Comme elle rêvait, il s’éleva des clameurs. Des voix étrangères croassaient : Jacques, le valet de chambre, ripostait sans bienveillance :

– De la galette, jamais ! Du pain – et encore. Vous êtes bien dégoûtants d’avoir franchi cette grille !

– À force d’avoir marché, nous avons les pattes en sang… Donnez-nous de quoi prendre un train ! fit une voix rauque.

Une autre voix sifflante ajoutait :

– Deux ou trois balles qu’on vous dit. C’est pas autant pour vos patrons qu’un liard pour un ouverrier.

– Ne regardez pas dans la poche du voisin ! goguenarda Jacques. D’ailleurs, en v’là assez. Vous allez me ficher le camp, ou nous vous donnerons une conduite de Grenoble, les chiens et moi.

Simone s’était glissée dans le vestibule. Deux personnages sinistres sortaient par la porte grillée. L’un, d’imposante stature, couvert d’une veste roussie, déchiquetée et comme plaquée d’amadou, avec des culottes couleur d’argile, les pieds dans des croquenots infâmes ; l’autre court, bancal, vêtu d’une blouse qui ressemblait à une chemise sale, chaussé d’espadrilles et coiffé d’une casquette jaune, ils filaient le dos rond et les jambes pesantes.

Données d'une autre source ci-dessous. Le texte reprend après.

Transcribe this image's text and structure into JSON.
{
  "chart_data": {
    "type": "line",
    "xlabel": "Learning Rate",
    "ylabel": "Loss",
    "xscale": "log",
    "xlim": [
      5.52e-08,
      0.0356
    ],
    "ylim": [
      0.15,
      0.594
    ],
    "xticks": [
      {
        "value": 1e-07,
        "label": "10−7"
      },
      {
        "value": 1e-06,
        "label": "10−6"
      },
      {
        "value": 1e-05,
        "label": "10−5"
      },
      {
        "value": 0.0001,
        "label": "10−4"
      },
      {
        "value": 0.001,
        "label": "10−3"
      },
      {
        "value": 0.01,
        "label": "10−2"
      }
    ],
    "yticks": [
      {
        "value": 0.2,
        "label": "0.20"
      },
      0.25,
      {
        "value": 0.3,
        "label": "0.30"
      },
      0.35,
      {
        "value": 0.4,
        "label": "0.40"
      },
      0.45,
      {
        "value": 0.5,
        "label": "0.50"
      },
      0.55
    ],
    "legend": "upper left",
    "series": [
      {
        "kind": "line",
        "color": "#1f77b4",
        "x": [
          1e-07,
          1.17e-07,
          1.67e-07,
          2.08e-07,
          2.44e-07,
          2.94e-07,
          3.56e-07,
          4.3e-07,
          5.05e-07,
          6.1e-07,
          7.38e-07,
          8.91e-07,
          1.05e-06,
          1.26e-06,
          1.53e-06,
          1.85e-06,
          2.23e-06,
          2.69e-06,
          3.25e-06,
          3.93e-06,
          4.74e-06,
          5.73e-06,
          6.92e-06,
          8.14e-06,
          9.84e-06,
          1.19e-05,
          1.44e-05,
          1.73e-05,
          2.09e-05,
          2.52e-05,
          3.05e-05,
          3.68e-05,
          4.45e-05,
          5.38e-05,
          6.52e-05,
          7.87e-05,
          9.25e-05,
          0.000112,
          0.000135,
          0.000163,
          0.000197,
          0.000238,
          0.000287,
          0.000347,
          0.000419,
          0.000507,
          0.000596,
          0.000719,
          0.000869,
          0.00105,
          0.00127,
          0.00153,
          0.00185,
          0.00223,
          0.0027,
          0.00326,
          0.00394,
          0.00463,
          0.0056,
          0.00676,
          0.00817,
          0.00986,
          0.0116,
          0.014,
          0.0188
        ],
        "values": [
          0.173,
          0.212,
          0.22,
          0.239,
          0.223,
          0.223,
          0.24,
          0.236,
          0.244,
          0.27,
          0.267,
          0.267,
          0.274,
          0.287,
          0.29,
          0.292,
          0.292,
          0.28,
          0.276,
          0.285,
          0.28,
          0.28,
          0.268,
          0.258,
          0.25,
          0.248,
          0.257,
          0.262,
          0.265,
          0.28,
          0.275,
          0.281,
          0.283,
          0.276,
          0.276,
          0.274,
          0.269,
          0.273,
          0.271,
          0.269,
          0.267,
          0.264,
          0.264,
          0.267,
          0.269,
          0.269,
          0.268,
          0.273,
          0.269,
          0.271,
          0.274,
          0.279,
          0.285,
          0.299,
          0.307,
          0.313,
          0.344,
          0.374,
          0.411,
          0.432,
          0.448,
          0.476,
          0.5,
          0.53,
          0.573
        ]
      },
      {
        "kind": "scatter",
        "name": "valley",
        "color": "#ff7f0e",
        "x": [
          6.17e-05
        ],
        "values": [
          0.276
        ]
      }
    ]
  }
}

Lorsqu’il fut sur la route, l’homme court cria :

– Qui dit larbin dit salaud. Et puis vos singes aussi. Tous salauds et tous vaches. Ce sera pas trop tôt que les anarchisses mettent le feu à vot’ piaule !

Mlle de Vaugelade regretta l’acte du domestique ; superstitieuse, Francisca voulait que toute demande fût accueillie. Simone se contenta de dire :

– Il fallait les traiter doucement.

Jacques regarda la jeune fille avec stupeur :

– De la vermine de bagnards, mademoiselle ! Si je m’étais écouté, j’aurais lâché les chiens. Même, faudra ouvrir l’œil.

– C’est égal, une autre fois, soyez moins brusque.

Et elle alla reprendre son rêve, apaisée par le calme de la pelouse, les cygnes argentés et la chair verte des arbres. Devant elle s’étalait l’avenir des êtres neufs, l’avenir profond comme l’Océan, lointain comme les soleils… À l’amont le passé presque féerique !

Cinq heures sonnèrent. Elle devint pâle. Ce fut un de ces pressentiments qui viennent des abîmes de l’être. Presque toujours, ils nous leurrent.

Simone, feuilletant des magazines, essaya de s’intéresser à Marion qui voyageait sur le Rhin, au prix de beauté de Chicago, à l’heureux Donnay qu’on montrait, vêtu d’un costume cycliste, en train de mimer une scène de sa prochaine pièce ; au signor d’Annunzio, qui avait des démêlés avec l’Europe.

Le temps passait mal, mais six heures approchèrent. Simone tendait l’oreille, qu’elle avait fine, essayant de discerner le roulement d’une voiture.

L’ombre du château s’allongeait démesurément sur la pelouse, la lumière s’orangeait. Enfin, l’horloge des Éperviers jeta dans l’espace ses appels de coq, tandis que gloussotait le timbre chevrotant des saints Michel et Nicolas.

Simone tremblait. Ce n’était plus un pressentiment. La route était déserte.